祂完全擺不起自己之前那副游刃有余的架勢,甚至憋不出一句之前那樣輕飄飄夸獎青年的話,手總是掛在青年的肩膀上不敢松開,任由對方在這九重天上冒犯神明,由著純潔又混沌的孩子抱著自己做出能上罪條的事。
太奇怪了,太奇怪了——不應該這樣……
“不哭。
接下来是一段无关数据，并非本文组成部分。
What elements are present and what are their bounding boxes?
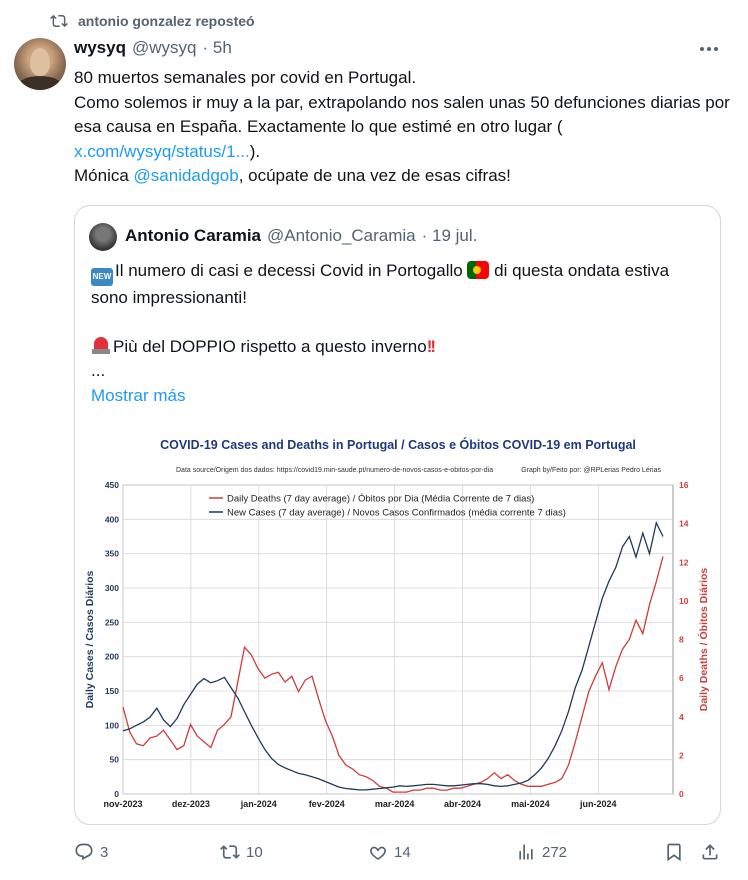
- bookmark-icon: [667, 843, 681, 862]
- quote-line-2-text: Più del DOPPIO rispetto a questo inverno: [113, 336, 427, 356]
- quote-header: Antonio Caramia @Antonio_Caramia · 19 ju…: [125, 226, 477, 246]
- y2-tick-label: 0: [679, 789, 684, 799]
- share-button[interactable]: [700, 842, 720, 862]
- deaths-series-line: [122, 556, 664, 793]
- avatar[interactable]: [14, 38, 66, 90]
- quote-line-1: NEW Il numero di casi e decessi Covid in …: [91, 259, 701, 311]
- y2-tick-label: 14: [679, 519, 689, 529]
- y-tick-label: 200: [105, 652, 119, 662]
- like-count: 14: [394, 843, 411, 861]
- y2-tick-label: 16: [679, 480, 689, 490]
- x-tick-label: abr-2024: [444, 799, 481, 809]
- tweet-line-3-end: , ocúpate de una vez de esas cifras!: [238, 166, 511, 185]
- quote-text: NEW Il numero di casi e decessi Covid in …: [91, 259, 701, 408]
- quote-line-1-text: Il numero di casi e decessi Covid in Por…: [115, 261, 468, 280]
- repost-label[interactable]: antonio gonzalez reposteó: [78, 13, 255, 29]
- y-tick-label: 50: [110, 755, 120, 765]
- x-tick-label: fev-2024: [309, 799, 345, 809]
- y-tick-label: 250: [105, 617, 119, 627]
- y2-tick-label: 6: [679, 673, 684, 683]
- more-options-icon[interactable]: [700, 44, 722, 54]
- y2-tick-label: 2: [679, 750, 684, 760]
- quoted-tweet[interactable]: Antonio Caramia @Antonio_Caramia · 19 ju…: [74, 205, 721, 825]
- cases-series-line: [122, 520, 664, 791]
- y-tick-label: 100: [105, 720, 119, 730]
- share-icon: [702, 844, 718, 860]
- repost-button[interactable]: 10: [220, 842, 263, 862]
- y-tick-label: 350: [105, 549, 119, 559]
- new-emoji-icon: NEW: [91, 268, 113, 286]
- x-tick-label: dez-2023: [172, 799, 210, 809]
- quote-author-name[interactable]: Antonio Caramia: [125, 226, 262, 245]
- portugal-flag-icon: [467, 261, 490, 279]
- like-button[interactable]: 14: [368, 842, 411, 862]
- plot-frame: [122, 484, 674, 795]
- tweet-line-2-end: ).: [249, 141, 261, 161]
- tweet-time[interactable]: · 5h: [202, 38, 232, 57]
- chart-title: COVID-19 Cases and Deaths in Portugal / …: [160, 437, 636, 452]
- repost-header: antonio gonzalez reposteó: [50, 12, 255, 30]
- author-name[interactable]: wysyq: [74, 38, 126, 57]
- y-tick-label: 150: [105, 686, 119, 696]
- y-tick-label: 0: [114, 789, 119, 799]
- x-tick-label: mai-2024: [511, 799, 550, 809]
- heart-icon: [370, 846, 386, 860]
- status-link[interactable]: x.com/wysyq/status/1...: [74, 141, 250, 161]
- tweet-line-3-start: Mónica: [74, 166, 134, 185]
- tweet-header: wysyq @wysyq · 5h: [74, 38, 232, 58]
- quote-line-2: Più del DOPPIO rispetto a questo inverno…: [91, 335, 701, 360]
- tweet-line-3: Mónica @sanidadgob, ocúpate de una vez d…: [74, 164, 734, 189]
- siren-icon: [91, 335, 111, 355]
- y2-tick-label: 8: [679, 635, 684, 645]
- x-tick-label: jun-2024: [579, 799, 617, 809]
- y-axis-label: Daily Cases / Casos Diários: [84, 570, 96, 708]
- views-icon: [519, 844, 533, 860]
- y2-tick-label: 4: [679, 712, 684, 722]
- y2-tick-label: 12: [679, 557, 689, 567]
- legend-entry: New Cases (7 day average) / Novos Casos …: [227, 508, 566, 519]
- action-bar: 3 10 14 272: [74, 838, 734, 868]
- view-count: 272: [542, 843, 568, 861]
- show-more-link[interactable]: Mostrar más: [91, 385, 186, 405]
- y2-axis-label: Daily Deaths / Óbitos Diários: [697, 568, 710, 712]
- author-handle[interactable]: @wysyq: [131, 38, 197, 57]
- y-tick-label: 300: [105, 583, 119, 593]
- tweet-line-2-text: Como solemos ir muy a la par, extrapolan…: [74, 92, 730, 137]
- repost-icon: [50, 14, 68, 28]
- quote-ellipsis: ...: [91, 361, 106, 380]
- chart-image[interactable]: COVID-19 Cases and Deaths in Portugal / …: [81, 434, 711, 819]
- quote-avatar[interactable]: [89, 223, 117, 251]
- mention-link[interactable]: @sanidadgob: [133, 166, 239, 185]
- y-tick-label: 400: [105, 514, 119, 524]
- x-tick-label: jan-2024: [240, 799, 277, 809]
- quote-time[interactable]: · 19 jul.: [421, 226, 478, 245]
- y-tick-label: 450: [105, 480, 119, 490]
- double-exclamation-icon: !!: [426, 336, 436, 356]
- reply-button[interactable]: 3: [74, 842, 108, 862]
- y2-tick-label: 10: [679, 596, 689, 606]
- reply-icon: [75, 843, 93, 861]
- legend-entry: Daily Deaths (7 day average) / Óbitos po…: [227, 494, 534, 505]
- chart-source: Data source/Origem dos dados: https://co…: [176, 467, 493, 474]
- quote-author-handle[interactable]: @Antonio_Caramia: [267, 226, 416, 245]
- tweet-line-2: Como solemos ir muy a la par, extrapolan…: [74, 91, 734, 165]
- repost-count: 10: [246, 843, 263, 861]
- x-tick-label: nov-2023: [103, 799, 142, 809]
- tweet-text: 80 muertos semanales por covid en Portug…: [74, 66, 734, 189]
- chart-credit: Graph by/Feito por: @RPLerias Pedro Léri…: [521, 467, 661, 474]
- repost-action-icon: [220, 845, 240, 859]
- covid-chart: COVID-19 Cases and Deaths in Portugal / …: [84, 437, 710, 809]
- tweet-line-1: 80 muertos semanales por covid en Portug…: [74, 68, 417, 87]
- reply-count: 3: [100, 843, 109, 861]
- views-button[interactable]: 272: [516, 842, 567, 862]
- bookmark-button[interactable]: [664, 842, 684, 862]
- quote-line-1-end: di questa ondata estiva sono impressiona…: [91, 261, 670, 307]
- x-tick-label: mar-2024: [375, 799, 415, 809]
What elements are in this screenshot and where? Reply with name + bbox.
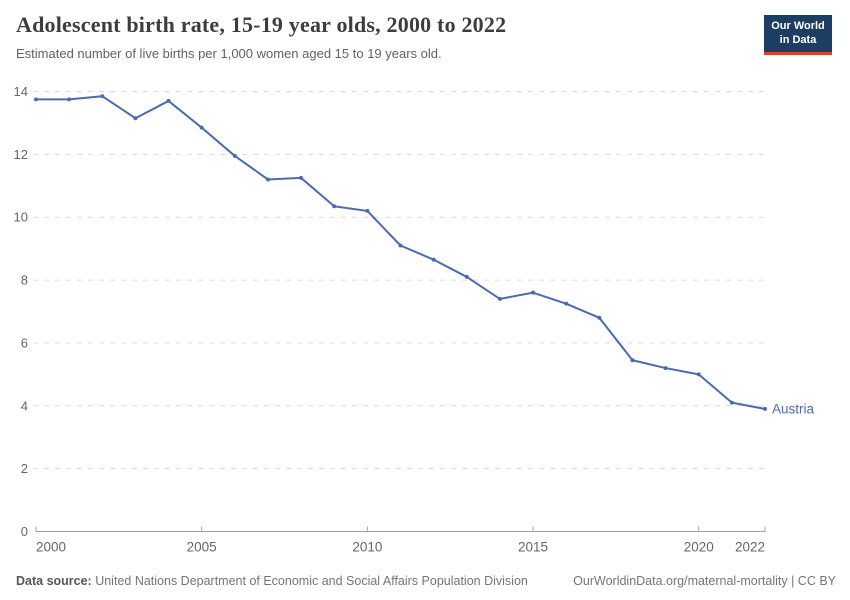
data-source-label: Data source: — [16, 574, 92, 588]
data-point[interactable] — [464, 274, 469, 279]
data-point[interactable] — [100, 94, 105, 99]
data-point[interactable] — [763, 406, 767, 411]
data-point[interactable] — [663, 366, 668, 371]
x-axis-tick-label: 2000 — [36, 540, 66, 555]
y-axis-tick-label: 2 — [21, 461, 28, 476]
x-axis-tick-label: 2020 — [684, 540, 714, 555]
data-point[interactable] — [199, 125, 204, 130]
data-point[interactable] — [365, 208, 370, 213]
data-point[interactable] — [299, 175, 304, 180]
chart-subtitle: Estimated number of live births per 1,00… — [16, 46, 442, 61]
x-axis-tick-label: 2010 — [352, 540, 382, 555]
owid-logo[interactable]: Our World in Data — [764, 15, 832, 55]
data-source-text: United Nations Department of Economic an… — [91, 574, 528, 588]
y-axis-tick-label: 14 — [14, 84, 28, 99]
data-point[interactable] — [531, 290, 536, 295]
data-source: Data source: United Nations Department o… — [16, 574, 528, 588]
chart-title: Adolescent birth rate, 15-19 year olds, … — [16, 12, 507, 37]
data-point[interactable] — [497, 296, 502, 301]
series-end-label[interactable]: Austria — [772, 401, 815, 416]
owid-logo-line2: in Data — [779, 33, 817, 46]
x-axis-tick-label: 2015 — [518, 540, 548, 555]
data-point[interactable] — [729, 400, 734, 405]
y-axis-tick-label: 0 — [21, 524, 28, 539]
data-point[interactable] — [232, 153, 237, 158]
data-point[interactable] — [597, 315, 602, 320]
data-point[interactable] — [431, 257, 436, 262]
y-axis-tick-label: 10 — [14, 210, 28, 225]
y-axis-tick-label: 6 — [21, 335, 28, 350]
data-point[interactable] — [265, 177, 270, 182]
data-point[interactable] — [34, 97, 38, 102]
series-line[interactable] — [35, 95, 766, 410]
data-point[interactable] — [630, 358, 635, 363]
chart-footer: Data source: United Nations Department o… — [16, 574, 836, 588]
data-point[interactable] — [166, 98, 171, 103]
owid-logo-line1: Our World — [771, 20, 825, 32]
owid-url-license[interactable]: OurWorldinData.org/maternal-mortality | … — [573, 574, 836, 588]
data-point[interactable] — [696, 372, 701, 377]
y-axis-tick-label: 12 — [14, 147, 28, 162]
data-point[interactable] — [332, 204, 337, 209]
y-axis-tick-label: 4 — [21, 398, 28, 413]
data-point[interactable] — [67, 97, 72, 102]
data-point[interactable] — [133, 116, 138, 121]
y-axis-tick-label: 8 — [21, 273, 28, 288]
data-point[interactable] — [564, 301, 569, 306]
x-axis-tick-label: 2005 — [187, 540, 217, 555]
data-point[interactable] — [398, 243, 403, 248]
x-axis-tick-label: 2022 — [735, 540, 765, 555]
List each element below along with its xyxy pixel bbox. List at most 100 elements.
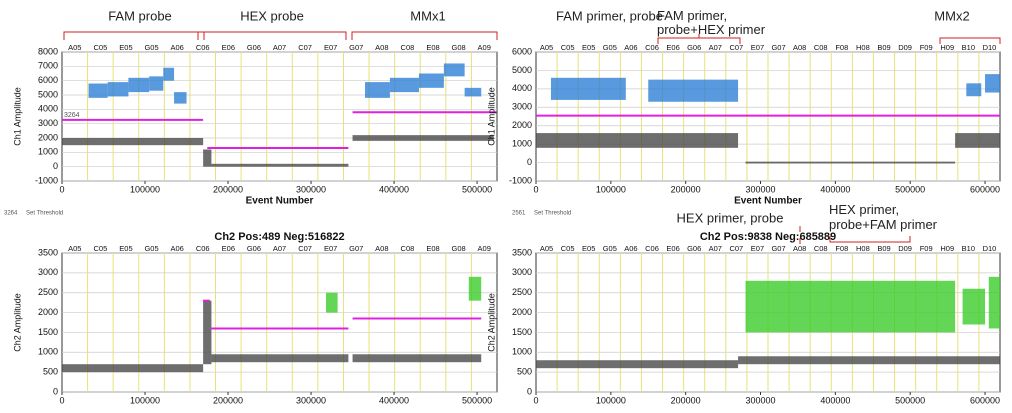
well-label: G05: [144, 244, 158, 253]
x-tick-label: 300000: [296, 395, 326, 405]
y-tick-label: 8000: [38, 46, 58, 56]
chart-title: Ch2 Pos:9838 Neg:685889: [700, 231, 836, 243]
annotation: HEX primer, probe: [677, 210, 784, 225]
droplet-cluster: [352, 135, 494, 141]
x-tick-label: 100000: [130, 184, 160, 194]
well-label: H09: [940, 244, 954, 253]
well-label: A06: [624, 43, 637, 52]
well-label: B10: [962, 244, 975, 253]
y-tick-label: 1000: [38, 147, 58, 157]
x-tick-label: 300000: [745, 395, 775, 405]
well-label: G08: [452, 43, 466, 52]
droplet-cluster: [468, 276, 482, 301]
well-label: B09: [877, 43, 890, 52]
annotation-line: FAM primer,: [657, 8, 727, 23]
well-label: E07: [324, 43, 337, 52]
well-label: H08: [856, 244, 870, 253]
well-label: E07: [751, 244, 764, 253]
well-label: C07: [729, 244, 743, 253]
well-label: C08: [401, 244, 415, 253]
y-tick-label: 1000: [512, 139, 532, 149]
droplet-cluster: [988, 276, 1000, 329]
droplet-cluster: [389, 77, 419, 93]
y-tick-label: 0: [53, 161, 58, 171]
droplet-cluster: [418, 73, 444, 88]
y-tick-label: 2000: [38, 132, 58, 142]
droplet-cluster: [536, 133, 739, 148]
x-tick-label: 0: [533, 184, 538, 194]
annotation-line: HEX primer,: [829, 202, 899, 217]
annotation-line: probe+FAM primer: [829, 217, 938, 232]
y-tick-label: 3500: [38, 247, 58, 257]
y-tick-label: 2000: [512, 120, 532, 130]
y-tick-label: 3000: [512, 102, 532, 112]
well-label: G05: [144, 43, 158, 52]
y-tick-label: 1000: [512, 347, 532, 357]
y-tick-label: 1000: [38, 347, 58, 357]
well-label: G07: [349, 43, 363, 52]
well-label: G05: [603, 43, 617, 52]
droplet-cluster: [149, 76, 164, 91]
set-threshold-button[interactable]: Set Threshold: [534, 211, 571, 217]
y-tick-label: 3500: [512, 247, 532, 257]
droplet-cluster: [62, 138, 204, 146]
well-label: C08: [814, 43, 828, 52]
y-tick-label: 2500: [38, 287, 58, 297]
well-label: A06: [170, 244, 183, 253]
well-label: C05: [561, 244, 575, 253]
droplet-cluster: [128, 77, 150, 93]
droplet-cluster: [745, 161, 956, 164]
droplet-cluster: [163, 67, 175, 81]
droplet-cluster: [966, 83, 982, 97]
x-axis-label: Event Number: [734, 196, 802, 207]
well-label: E05: [119, 43, 132, 52]
threshold-value: 3264: [4, 211, 18, 217]
well-label: E07: [751, 43, 764, 52]
x-tick-label: 300000: [745, 184, 775, 194]
well-label: G06: [247, 244, 261, 253]
x-tick-label: 0: [59, 395, 64, 405]
annotation: MMx2: [934, 8, 969, 23]
annotation: MMx1: [410, 8, 445, 23]
y-tick-label: 0: [53, 386, 58, 396]
droplet-cluster: [352, 354, 482, 363]
well-label: B10: [962, 43, 975, 52]
set-threshold-button[interactable]: Set Threshold: [26, 211, 63, 217]
well-label: A05: [68, 43, 81, 52]
well-label: A08: [375, 43, 388, 52]
x-tick-label: 400000: [379, 395, 409, 405]
threshold-value: 3264: [64, 112, 80, 119]
well-label: C05: [93, 244, 107, 253]
y-tick-label: 2000: [38, 307, 58, 317]
well-label: E05: [582, 244, 595, 253]
droplet-cluster: [88, 83, 108, 98]
droplet-cluster: [107, 82, 129, 97]
well-label: G07: [771, 244, 785, 253]
droplet-cluster: [550, 77, 626, 100]
well-label: A05: [68, 244, 81, 253]
well-label: E05: [119, 244, 132, 253]
well-label: F09: [920, 43, 933, 52]
y-tick-label: 7000: [38, 61, 58, 71]
x-tick-label: 500000: [462, 184, 492, 194]
x-tick-label: 400000: [820, 184, 850, 194]
x-tick-label: 600000: [970, 184, 1000, 194]
droplet-cluster: [62, 364, 204, 373]
x-tick-label: 200000: [213, 395, 243, 405]
well-label: E06: [222, 43, 235, 52]
well-label: C06: [645, 43, 659, 52]
x-tick-label: 100000: [596, 395, 626, 405]
well-label: G06: [687, 244, 701, 253]
well-label: G06: [687, 43, 701, 52]
x-tick-label: 100000: [596, 184, 626, 194]
droplet-cluster: [738, 356, 1000, 365]
y-axis-label: Ch2 Amplitude: [12, 293, 22, 352]
annotation: HEX primer, probe+FAM primer: [829, 202, 938, 232]
well-label: C07: [729, 43, 743, 52]
well-label: G07: [349, 244, 363, 253]
y-tick-label: -1000: [35, 175, 58, 185]
bracket: [63, 31, 498, 40]
y-tick-label: 4000: [512, 83, 532, 93]
well-label: C07: [298, 244, 312, 253]
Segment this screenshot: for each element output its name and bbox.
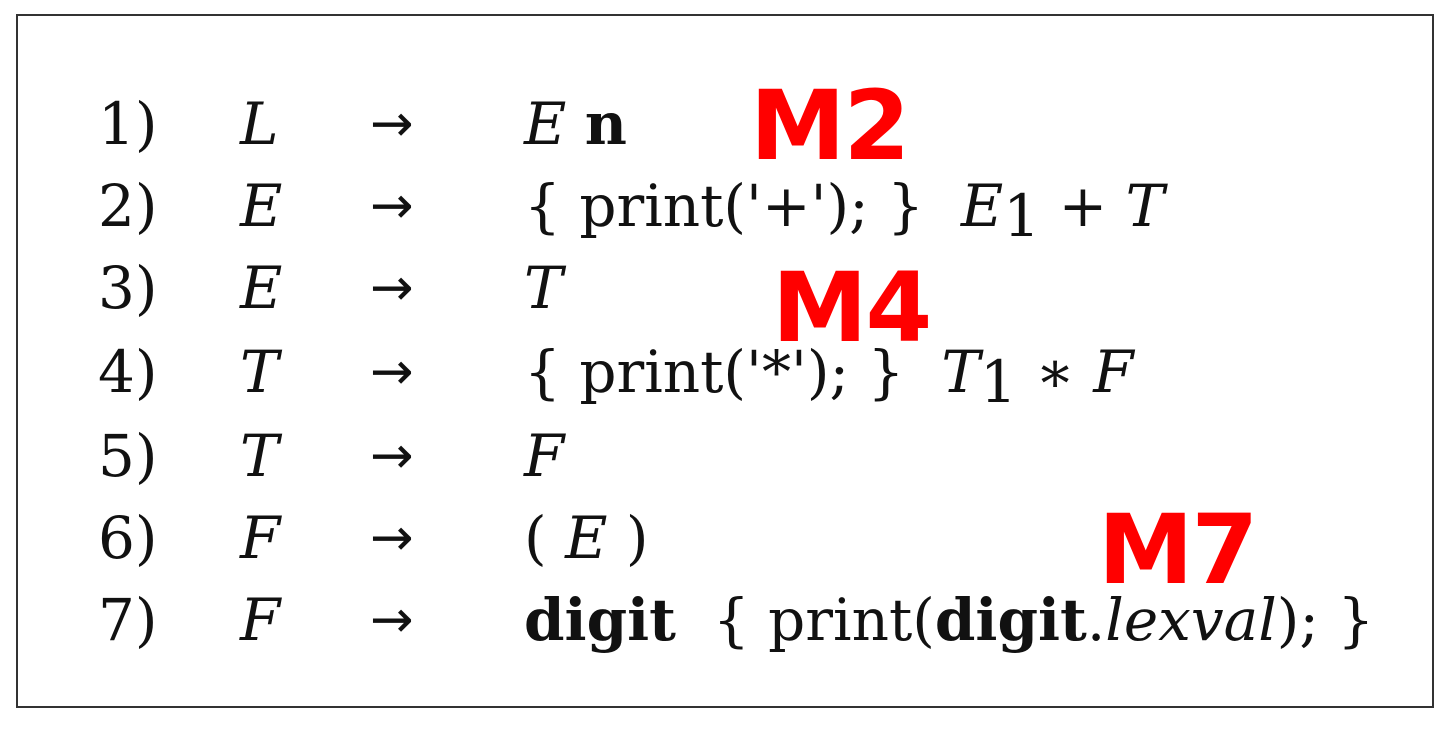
- arrow-icon: →: [370, 258, 414, 318]
- rule-body-token: ); }: [1276, 586, 1375, 654]
- rule-body-token: lexval: [1105, 586, 1277, 654]
- rule-head: E: [240, 172, 283, 240]
- marker-m4: M4: [772, 252, 932, 364]
- rule-head: F: [240, 586, 281, 654]
- rule-body-token: n: [584, 90, 627, 158]
- rule-number: 2): [98, 172, 158, 240]
- rule-body: ( E ): [524, 496, 649, 580]
- rule-number: 5): [98, 422, 158, 490]
- rule-number: 4): [98, 338, 158, 406]
- rule-head: T: [240, 422, 279, 490]
- rule-body-token: ∗: [1016, 338, 1094, 406]
- rule-5: 5) T → F: [18, 414, 1432, 498]
- arrow-icon: →: [370, 590, 414, 650]
- rule-body-token: F: [524, 422, 565, 490]
- rule-body-token: [566, 90, 584, 158]
- rule-body-token: ): [607, 504, 649, 572]
- arrow-icon: →: [370, 94, 414, 154]
- grammar-frame: 1) L → E n 2) E → { print('+'); } E1 + T…: [16, 14, 1434, 708]
- rule-body-token: T: [524, 254, 563, 322]
- rule-body-token: 1: [1003, 182, 1041, 250]
- rule-body: E n: [524, 82, 627, 166]
- arrow-icon: →: [370, 176, 414, 236]
- rule-1: 1) L → E n: [18, 82, 1432, 166]
- rule-body: { print('+'); } E1 + T: [524, 164, 1164, 258]
- rule-body-token: { print('*'); }: [524, 338, 942, 406]
- rule-body: F: [524, 414, 564, 498]
- rule-body-token: +: [1040, 172, 1126, 240]
- rule-2: 2) E → { print('+'); } E1 + T: [18, 164, 1432, 250]
- arrow-icon: →: [370, 426, 414, 486]
- rule-body-token: digit: [934, 586, 1087, 654]
- rule-body: { print('*'); } T1 ∗ F: [524, 330, 1133, 424]
- rule-number: 1): [98, 90, 158, 158]
- arrow-icon: →: [370, 508, 414, 568]
- rule-number: 6): [98, 504, 158, 572]
- rule-3: 3) E → T: [18, 246, 1432, 330]
- rule-head: F: [240, 504, 281, 572]
- rule-4: 4) T → { print('*'); } T1 ∗ F: [18, 330, 1432, 416]
- rule-body-token: E: [524, 90, 567, 158]
- rule-number: 7): [98, 586, 158, 654]
- marker-m7: M7: [1098, 494, 1258, 606]
- arrow-icon: →: [370, 342, 414, 402]
- rule-7: 7) F → digit { print(digit.lexval); }: [18, 578, 1432, 662]
- rule-body-token: { print(: [675, 586, 935, 654]
- rule-body: digit { print(digit.lexval); }: [524, 578, 1374, 662]
- rule-body-token: .: [1086, 586, 1106, 654]
- rule-body-token: F: [1093, 338, 1134, 406]
- rule-body-token: { print('+'); }: [524, 172, 961, 240]
- marker-m2: M2: [750, 70, 910, 182]
- rule-body-token: T: [1125, 172, 1165, 240]
- rule-body: T: [524, 246, 563, 330]
- rule-body-token: (: [524, 504, 566, 572]
- rule-body-token: T: [941, 338, 980, 406]
- rule-body-token: E: [565, 504, 608, 572]
- rule-head: T: [240, 338, 279, 406]
- rule-head: L: [240, 90, 279, 158]
- rule-6: 6) F → ( E ): [18, 496, 1432, 580]
- rule-body-token: E: [960, 172, 1004, 240]
- rule-number: 3): [98, 254, 158, 322]
- rule-body-token: digit: [524, 586, 676, 654]
- rule-head: E: [240, 254, 283, 322]
- rule-body-token: 1: [980, 348, 1017, 416]
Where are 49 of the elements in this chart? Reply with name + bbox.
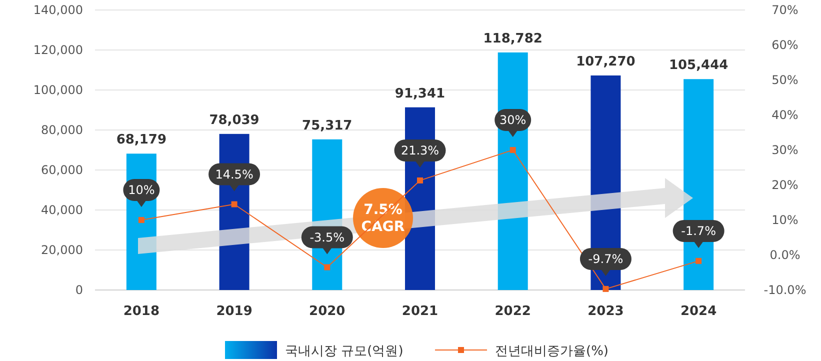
data-label: 21.3% (400, 143, 440, 158)
y2-tick-label: 70% (772, 3, 798, 17)
x-tick-label: 2019 (216, 304, 252, 319)
legend-label: 국내시장 규모(억원) (285, 344, 404, 359)
data-label: 118,782 (483, 31, 542, 46)
point (696, 258, 702, 264)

”人類無知無覺地加重神的罪業,親完眼睛親臉頰,手上開拓的活一點兒沒停下,“澀澀,啟動!”
他的前戲明顯比有理智時敷衍很多,捅了捅手指確定不卡之后就直接解了腰帶上了真家伙,把光明神像是飛機杯一樣放在自己身上。
“啊、哈啊……哈、呼嗚……”
又開始哭了。
玩家不耐煩地扶著光團的腰抬上去又放下來,把對方喉嚨的嗚咽撞成不成調子的小聲尖叫,這才高興了點,然后才后知后覺地被快感激了一層雞皮疙瘩。
有點爽。
于是他興致勃勃地繼續重復這個操作——沒人能保證自己能耐心得過一天刷個幾百遍數值的玩家,以前覺得無聊的操作在有驅動力的前提下會變成幾乎無情的刻板行為,硬是把初嘗人事的穴給肏開了。
“啊啊、嗚、哈啊啊!不、啊……”艾維斯的眼淚就沒停過,圣經中只因憐憫而落下的幾滴淚在高天之上跟不要錢似的掉,卻不是因為苦痛而落,而是最不該觸及的「欲望」。